The Montana Department of Environmental Quality on Tuesday notified Hecla Mining Company and its CEO that they are in violation of Montana’s Metal Mine Reclamation Act and have 30 days to provide a notice of intent to comply, a DEQ news release states.

The decision follows a request a handful of conservation groups made late last October for the DEQ to suspend state permits for the two mines — Montanore and Rock Creek — Hecla Mining Company has proposed near Libby and Noxon.

The group asked the DEQ to enforce the act’s “bad actor” provision, arguing that Hecla is led by a former top official of Pegasus Gold Incorporated, whose Zortman-Landusky, Basin Creek and Beal Mountain mines polluted the environment, threatening fish and contaminating sacred Native American sites.

The former top Pegasus Gold official is Phillips S. Baker, Hecla’s president and CEO. He served as vice president and chief financial officer in his prior position.

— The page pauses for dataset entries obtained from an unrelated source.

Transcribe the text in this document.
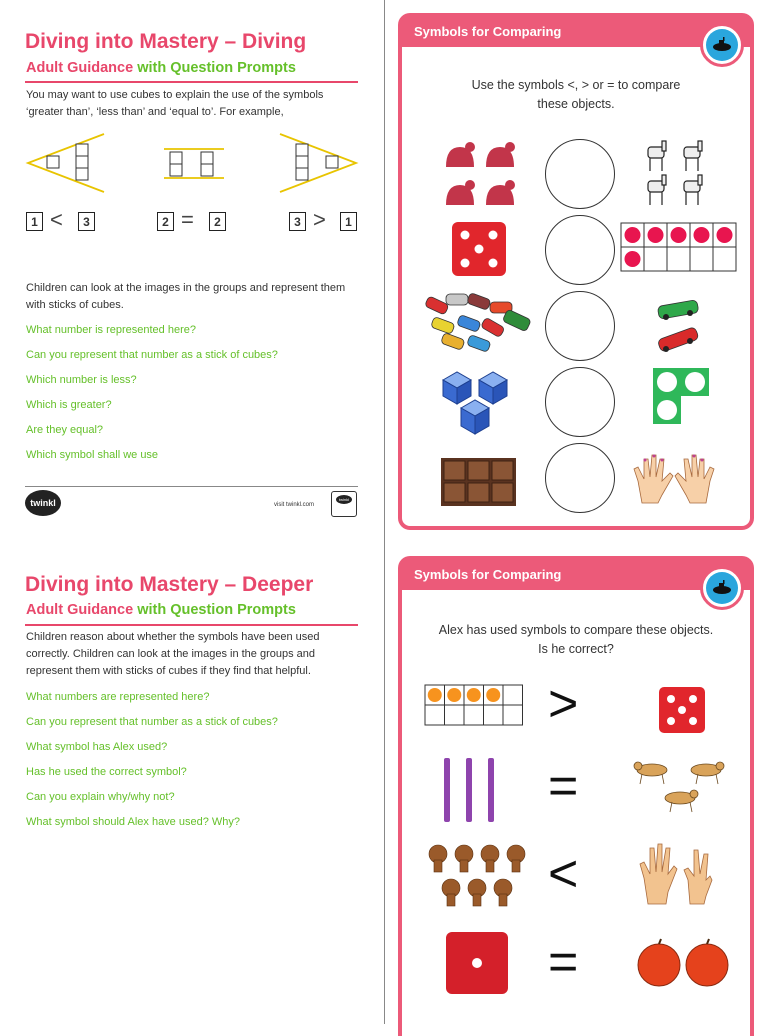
Diving into Mastery – Diving
Adult Guidance with Question Prompts
You may want to use cubes to explain the use of the symbols ‘greater than’, ‘less than’ and ‘equal to’. For example,
1 <	3	2 =	2	3 >	1
Children can look at the images in the groups and represent them with sticks of cubes.
What number is represented here?
Can you represent that number as a stick of cubes?
Which number is less?
Which is greater?
Are they equal?
Which symbol shall we use
twinkl	visit twinkl.com
twinkl
Diving into Mastery – Deeper
Adult Guidance with Question Prompts
Children reason about whether the symbols have been used correctly. Children can look at the images in the groups and represent them with sticks of cubes if they find that helpful.
What numbers are represented here?
Can you represent that number as a stick of cubes?
What symbol has Alex used?
Has he used the correct symbol?
Can you explain why/why not?
What symbol should Alex have used? Why?
Symbols for Comparing
Use the symbols <, > or = to compare
these objects.
Symbols for Comparing
Alex has used symbols to compare these objects.
Is he correct?
>
=
<
=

“Montana’s ‘bad actor’ provision of the Metal Mine Reclamation Act prohibits a person from conducting mining or exploration activities in Montana if that person was a principal or controlling member of a business entity for which DEQ received bond proceeds,” explains a statement from the DEQ attributed to Director Tom Livers and provided to The Western News. “(Pegasus Gold’s) failure to reclaim the sites triggered the release of bond proceeds. Baker was a principal of Pegasus and he is now conducting exploration and mining in Montana in his position with Hecla. Thus, Baker is in violation of the Metal Mine Reclamation Act.”

Hecla may also face enforcement action, according to Livers’ statement, “for authorizing a violation of the Metal Mine Reclamation Act” by employing Baker “to further its mining and exploration activities in Montana knowing his previous positions at Pegasus.”

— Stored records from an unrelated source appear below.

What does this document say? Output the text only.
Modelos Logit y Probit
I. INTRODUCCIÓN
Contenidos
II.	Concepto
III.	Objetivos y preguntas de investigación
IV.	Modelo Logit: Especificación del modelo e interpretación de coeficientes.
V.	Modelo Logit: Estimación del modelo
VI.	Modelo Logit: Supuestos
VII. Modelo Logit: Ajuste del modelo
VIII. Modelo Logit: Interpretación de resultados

Livers’ statement also contends that the state has spent “additional tens of millions of public funds” to cover the reclamation costs at the three former Pegasus Gold sites.

Ongoing reclamation costs “are costing the state approximately two million dollars per year in perpetuity,” according to the DEQ news release.

A news release issued Tuesday by Earthjustice, the law firm representing the groups that petitioned the DEQ last October, states that “public agencies had spent more than $74 million for water treatment at Zortman-Landusky alone” as of January 2017.

The petitioners include the Clark Fork Coalition, Earthworks, Montana Environmental Information Center, Rock Creek Alliance and Save Our Cabinets.

Pegasus eventually filed for bankruptcy, the very case that prompted the Montana legislature in 2001 to add the “bad actor” provision to the Metal Mine Reclamation Act.

According to the DEQ, Hecla and Baker can do one of two things to comply with the act — pay all necessary costs the DEQ incurs in reclaiming the Zortman-Landusky, Basin Creek and Beal Mountain Mine Sites, or “demonstrate that Baker is no longer mining or conducting exploration activities in Montana.”

“We strongly disagree with the state’s decision,” Luke Russell, Hecla’s vice president of external affairs, told The Western News on Tuesday. “We believe they have misinterpreted the statute and we’re going to defend the company aggressively to challenge this decision.”

Russell said that the provision is “very clear” in its application to legal entities, not individuals.

“Mr. Baker was not the legal entity involved with Pegasus, he’s not the legal entity with Montanore or Rock Creek, and so (the provision) does not apply,” Russell said.

“DEQ got it right on the law and did the right thing for Montana by acting to enforce the state’s bad actor law against Hecla and its CEO,” Earthjustice attorney Katherine O’Brien said Wednesday via email. “Holding individuals like Baker accountable when the companies they lead run out on their cleanup bill is exactly what the bad actor law is designed to do.”

Russell said he suspected “it won’t take us (30 days) to challenge the decision.”